As a broad comment, not referring to the specifics around Tendele Coal, Kapelus says he’s seen some traditional communities argue that land users aren’t entitled to compensation because they don’t own it.

ENVIRONMENTAL CLAIMS

Tell that to the families that derive a benefit from farming the land, or have lived in a particular area for generations.

So say the human rights activists and attorneys who represent the other side of the fence, including Youens and Spoor. They are joined by the Centre for Environmental Rights (CER), which has Melissa Fourie as executive director; and Just Share, a shareholder activist grouping. The CER is tackling Tendele Coal’s expansion in a different way entirely, arguing the mine doesn’t comply with South Africa’s environmental laws.

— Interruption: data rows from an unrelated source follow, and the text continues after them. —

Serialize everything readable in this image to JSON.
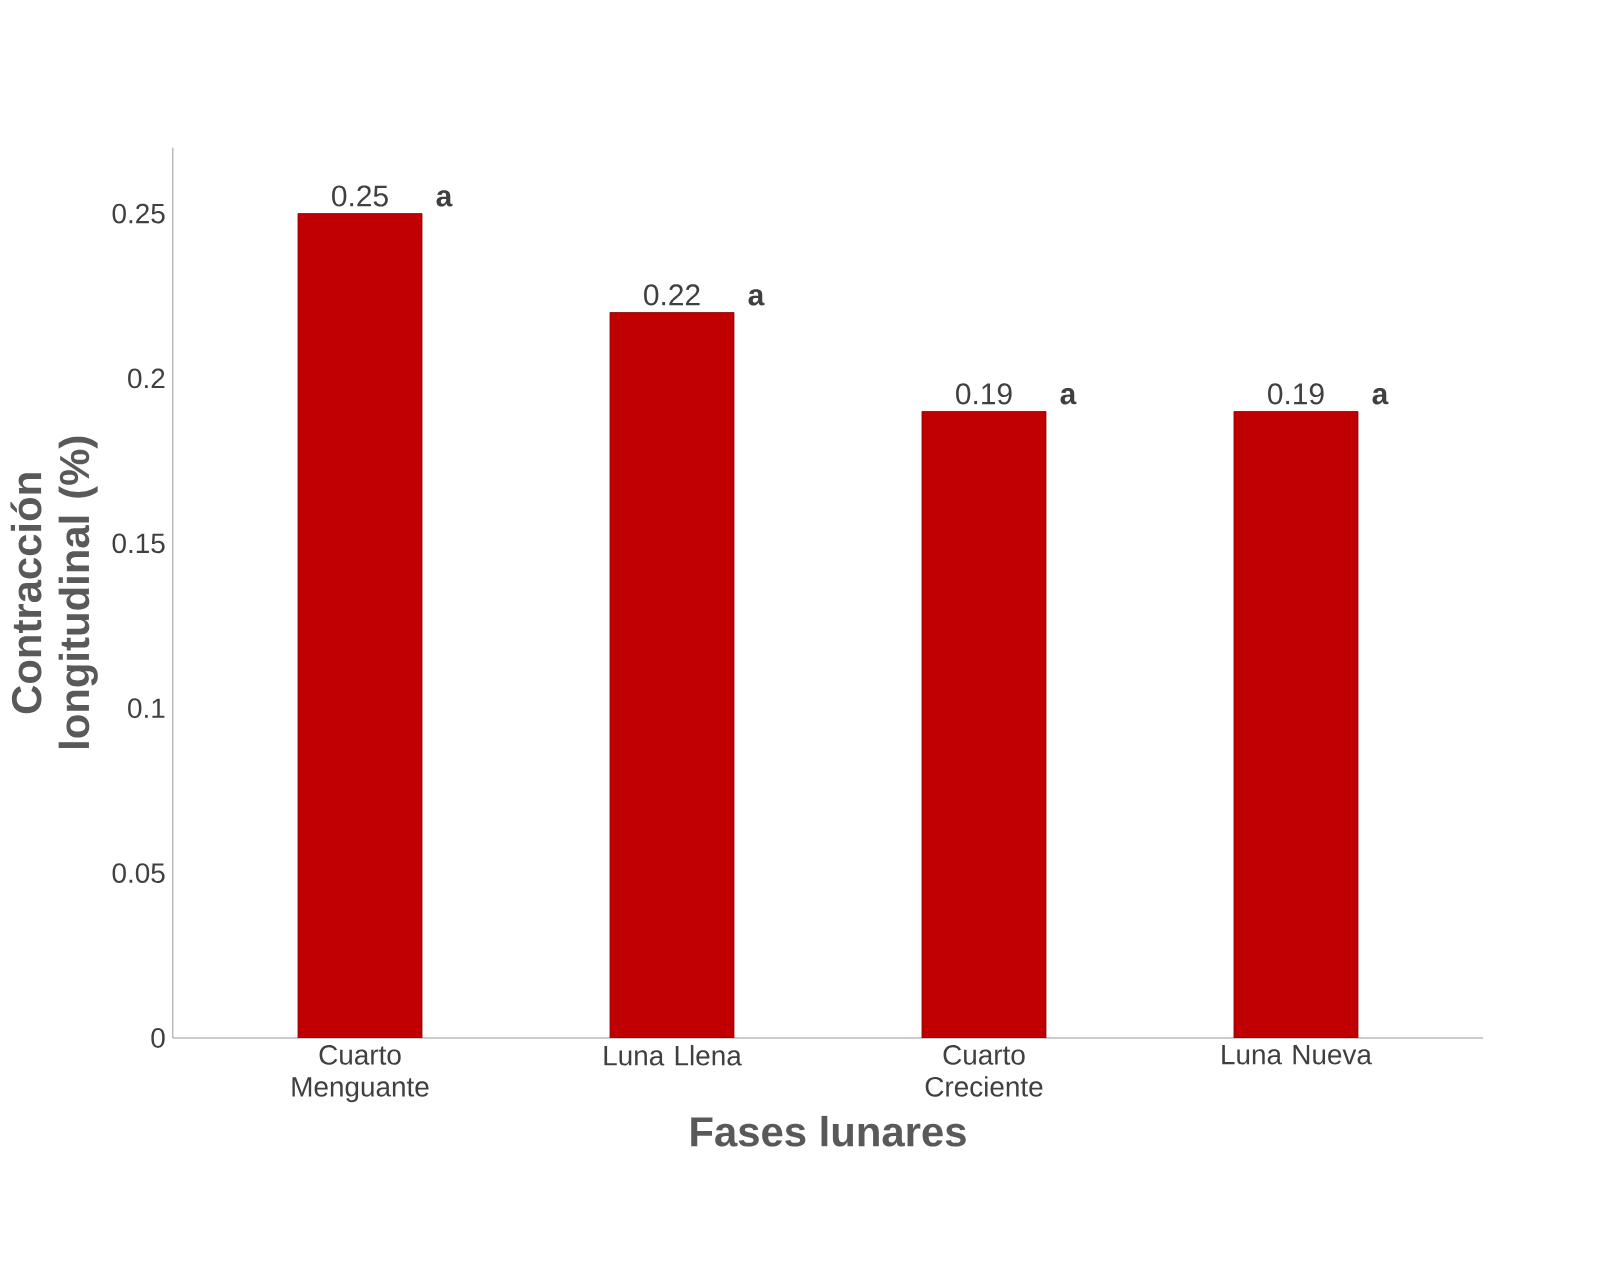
{
  "chart_data": {
    "type": "bar",
    "xlabel": "Fases lunares",
    "ylabel": "Contracción longitudinal (%)",
    "categories": [
      "Cuarto Menguante",
      "Luna Llena",
      "Cuarto Creciente",
      "Luna Nueva"
    ],
    "values": [
      0.25,
      0.22,
      0.19,
      0.19
    ],
    "color": "#c00000",
    "data_labels": true,
    "ylim": [
      0,
      0.27
    ],
    "yticks": [
      0,
      0.05,
      0.1,
      0.15,
      0.2,
      0.25
    ],
    "annotations": [
      {
        "text": "a",
        "x": "Cuarto Menguante",
        "y": 0.25
      },
      {
        "text": "a",
        "x": "Luna Llena",
        "y": 0.22
      },
      {
        "text": "a",
        "x": "Cuarto Creciente",
        "y": 0.19
      },
      {
        "text": "a",
        "x": "Luna Nueva",
        "y": 0.19
      }
    ]
  }
}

The CER has had itself added as an amicus curiae or ‘friend of the court’ in respect of an appeal to be heard in November. Launched by the Global Environment Trust and the Mfolozi Community Environmental Justice Organisation (MCEJO), of which Ntshangase was a sub-committee member, the appeal follows a 2018 Pietermaritzburg High Court judgement – with costs – against an interdict aimed at stopping mining at Somkhele.

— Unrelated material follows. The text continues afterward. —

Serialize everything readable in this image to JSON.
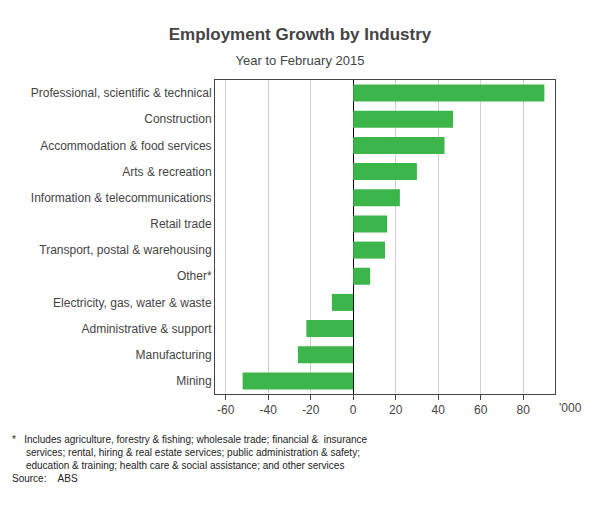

The interdict was based on a legal chestnut that has been argued previously in South African mining cases as to whether an environmental management permit (EMP) is the same as an authorisation under NEMA, South Africa’s National Environment Management Act. Fourie says there’s legal precedent saying it doesn’t, and that Tendele Coal is mining in contravention of the constitution given Somkhele’s next door proximity to the Hluhluwe-Imfolozi Nature Reserve.

“This isn’t a scene from ‘The Lord of the Rings’,” Hulme Scholes, an attorney for Malan Scholes Inc, told The Week in Review, referring to the area where Tendele is mining. Despite being near the Mfolozi reserve, the area isn’t environmentally prestigious, and isn’t worth the human cost of stopping mining, he says. “Were the appeal to be successful, Tendele would have to stop mining for two years whilst applying for an authorisation which would have disastrous economic effects. This would open the door to other challenges affecting many other mining firms and mines,” he told Miningmx.

The CER is also party to a second case, to be heard in March seeking a review of the award of Tendele’s mining right to expand into Areas 4 and 5.

Of both cases, Fourie rejects the notion of the CER is riding on the coattails of the relocation mediation. “We don’t believe our intervention to be opportunistic, but rather to promote legal certainty and good environmental governance, and to protect constitutional rights”.

VENDETTAS

Scholes is doubtful: “These are people with a personal vendetta against mining.” He asked Youens during The Week in Review: ‘Do you want to close all coal mining down?’ Replied Youens: “It’s not what I want, it’s what my clients want”. It sounded like a dodge. Interestingly, one of the original applicants in the Pietermaritzburg High Court case, a community member, Sabelo Dladla, has withdrawn his application. “The penny has dropped that if the review (of the mining right) is successful, the community will have no income,” says Scholes.

In the end, though, Scholes wants what he considers legal cul-de-sacs to be abandoned in favour of mediation. He rejects accusations the Section 54 process is to evict the families, saying rather it’s to establish a base case compensation from which to negotiate.

Ironically, Spoor also wants mediation.

“We’ve been calling for it but the mine has flatly rejected it,” he told The Week in Review. “We started this process 18 months ago,” replied Scholes of the Section 54 process. It sounded, for a moment, as if they were talking at cross purposes.